2.4.4. Derivation of canopy height

The estimates of canopy height from 3D remote sensing data, i.e. a Canopy Height Model (CHM), may provide spatially consistent insights into stand structure. In a first step, a CHM was derived from the difference in height between the canopy and ground level (Chen et al., 2006). In order to adequately reflect the stand structure, a delineation of individuals and their maximum height from the CHM was necessary. However, this is admittedly a difficult task when it comes to connected crowns with similar heights of individuals, or irregularly shaped crowns. Hence, open and uneven canopies in savannas should be fairly well suited for an automated delineation as compared to closed forest canopies. Several methods are reported in the literature, which are reviewed by Ke and Quackenbush (2011) and, with a focus on LiDAR, by Zhen et al. (2016). Rather than a survey-grade, high-resolution DEM of the solid ground which was not available for northern Otjozondjupa, a

15 Aerial triangulation describes the process of solving orientations and positions for a set of overlapping imagery with the aim of producing a single aligned image.
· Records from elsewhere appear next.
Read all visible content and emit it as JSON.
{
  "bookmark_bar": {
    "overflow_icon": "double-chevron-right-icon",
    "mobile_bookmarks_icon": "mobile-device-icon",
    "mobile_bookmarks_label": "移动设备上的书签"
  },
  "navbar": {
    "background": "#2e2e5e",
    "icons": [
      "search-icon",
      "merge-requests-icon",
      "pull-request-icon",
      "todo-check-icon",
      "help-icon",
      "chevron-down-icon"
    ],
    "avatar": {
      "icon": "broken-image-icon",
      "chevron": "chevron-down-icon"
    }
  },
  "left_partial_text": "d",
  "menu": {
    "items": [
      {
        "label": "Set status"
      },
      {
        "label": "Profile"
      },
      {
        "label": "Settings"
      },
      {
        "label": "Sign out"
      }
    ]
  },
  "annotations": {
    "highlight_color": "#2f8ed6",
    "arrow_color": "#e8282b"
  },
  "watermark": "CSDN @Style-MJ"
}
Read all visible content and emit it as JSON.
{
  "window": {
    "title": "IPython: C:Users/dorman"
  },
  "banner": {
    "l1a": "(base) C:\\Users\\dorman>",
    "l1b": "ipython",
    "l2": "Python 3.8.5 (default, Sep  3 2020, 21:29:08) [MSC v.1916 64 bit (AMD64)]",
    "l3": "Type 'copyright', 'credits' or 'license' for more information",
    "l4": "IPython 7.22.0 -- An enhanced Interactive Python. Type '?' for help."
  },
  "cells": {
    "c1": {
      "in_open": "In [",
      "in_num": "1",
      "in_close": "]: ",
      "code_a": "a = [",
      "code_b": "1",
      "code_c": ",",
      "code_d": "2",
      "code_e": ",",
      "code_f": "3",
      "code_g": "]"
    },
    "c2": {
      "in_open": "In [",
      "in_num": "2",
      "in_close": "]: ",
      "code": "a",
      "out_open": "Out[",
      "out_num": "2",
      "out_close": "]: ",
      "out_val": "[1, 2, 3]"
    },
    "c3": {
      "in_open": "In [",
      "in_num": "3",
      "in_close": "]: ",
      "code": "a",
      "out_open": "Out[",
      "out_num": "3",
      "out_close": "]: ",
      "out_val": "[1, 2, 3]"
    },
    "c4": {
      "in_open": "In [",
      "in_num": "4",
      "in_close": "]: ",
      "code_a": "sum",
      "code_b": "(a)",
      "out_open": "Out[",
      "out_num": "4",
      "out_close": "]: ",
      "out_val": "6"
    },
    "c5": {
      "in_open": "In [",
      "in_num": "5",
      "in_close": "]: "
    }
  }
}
separate DEM was derived from a classification of the ground points contained in the dense IBPC (Chapter 2.4.3.). Watershed segmentation was then performed on the CHM, whereby crowns were

“filled” around local maxima points.

Figure 4: Exemplary orthomosaic (left) and hill-shaded Digital Surface Model (DSM; right) near Farm Rooidag, Namibia, that were created using Unmanned Aerial Vehicle (UAV) photogrammetry.

2.4.5. Spatial aggregation and upscaling

Several datasets of different resolution and type (e.g. raster vs. vector) were included in this thesis. In order to facilitate their combined analyses, each dataset had to be aggregated to the resolution of the coarsest respective dataset. The preservation of a maximum of information across scale is a central question in these regards (Hay et al., 1997). One should be aware that different scales of observation may result in different implications drawn thereof – an issue more generally known as the Modifiable Areal Unit Problem (MAUP; Dark and Bram, 2007).

Also data conversions, such as from vector- to raster data format, are likely to introduce errors in shape as a function of the raster’s resolution. Spatial aggregation, as was achieved with resampling techniques and descriptive functions, is usually accompanied by a reduction in variance (Hay et al., 1997). Variance reduction may also be desirable for smoothing noisy data and to enhance processing performance, as was done with the output UAV CHM. A special case of spatial aggregation was the upscaling from discrete point measurements of vegetation attributes to satellite imagery where a statistical model determined the required transfer function (see Chapter 2.5.1).